Pre-hospital administration of TXA for patients at risk of hemorrhage not associated with improved 30-day mortality

1. In trauma patients at risk for hemorrhage, pre-hospital administration of tranexamic acid did not significantly improve 30-day mortality compared to a placebo.

2. 30-day mortality outcomes were higher in the treatment group, when tranexamic acid was administered within 1 hour of injury, when the patient underwent severe shock, or when 2 g of tranexamic acid were administered within 8 hours of hospital arrival.
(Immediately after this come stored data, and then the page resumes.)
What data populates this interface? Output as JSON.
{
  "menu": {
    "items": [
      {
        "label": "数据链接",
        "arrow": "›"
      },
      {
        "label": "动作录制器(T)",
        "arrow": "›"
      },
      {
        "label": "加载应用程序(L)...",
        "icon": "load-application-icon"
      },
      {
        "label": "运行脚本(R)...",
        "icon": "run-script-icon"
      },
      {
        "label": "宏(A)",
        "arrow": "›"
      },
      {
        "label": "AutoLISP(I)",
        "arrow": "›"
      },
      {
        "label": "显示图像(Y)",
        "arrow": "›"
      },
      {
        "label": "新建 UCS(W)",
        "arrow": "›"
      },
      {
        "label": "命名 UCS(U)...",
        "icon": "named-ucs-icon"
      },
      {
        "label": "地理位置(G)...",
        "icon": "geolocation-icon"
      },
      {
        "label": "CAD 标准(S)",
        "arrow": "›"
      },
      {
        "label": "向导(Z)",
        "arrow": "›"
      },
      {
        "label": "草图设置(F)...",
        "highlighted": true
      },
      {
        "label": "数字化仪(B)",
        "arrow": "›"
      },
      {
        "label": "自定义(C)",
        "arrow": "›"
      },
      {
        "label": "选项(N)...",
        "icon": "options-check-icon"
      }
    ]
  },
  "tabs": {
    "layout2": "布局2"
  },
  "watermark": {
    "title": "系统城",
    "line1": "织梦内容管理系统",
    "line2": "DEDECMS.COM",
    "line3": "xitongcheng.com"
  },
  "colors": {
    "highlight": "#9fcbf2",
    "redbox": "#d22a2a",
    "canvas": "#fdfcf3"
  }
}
Evidence Rating Level: 1 (Excellent)

In the treatment of trauma patients at risk for hemorrhage, administering tranexamic acid during hospital care has shown improved mortality outcomes, since it is an antifibrinolytic medication that promotes blood clotting. However, current guidelines also suggest tranexamic acid be administered in a prehospital setting, despite a lack of evidence on the effectiveness and safety of this practice. The current study is a double-blind, randomized controlled trial that assessed the all-cause 30-day mortality outcomes between patients treated with tranexamic acid versus a saline placebo. During hospital care for the intervention group, patients were further subdivided in receiving 0, 1, or 2 g of additional tranexamic acid within 8 hours of arrival. The study population consisted of 903 patients (447 in the treatment group) and was conducted at four level 1 trauma centres in the US, between 2015 and 2019. The mean ±SD age was 42±18 years, and 74% were male. Overall, the study found no significant difference in 30-day mortality, with 36 deaths in the intervention and 45 deaths in the placebo (hazard ratio 0.81, 95% CI 0.59 to 1.11, p = 0.18). With regards to safety, there was no difference in arterial thrombotic complications and myocardial infarction, although 8 adverse events occurred in the treatment group, compared to 21 in the placebo group. In some cases, 30-day mortality was lowered in the treatment compared to the placebo, such as when 2 g of additional tranexamic acid was administered (mortality difference -2.7%, 95% CI -5.0 to -0.4%, p = 0.4), when tranexamic acid was administered within an hour of injury (difference -3.0%, 95% CI -5.7% to -0.3%, p < 0.002), and for patients in severe shock, defined as a systolic blood pressure lower than 70 mm Hg (difference -17%, 95% CI -25.8% to -8.1%, p < 0.003). Altogether, this study demonstrates a need to modify current guidelines on pre-hospital tranexamic acid administration for trauma.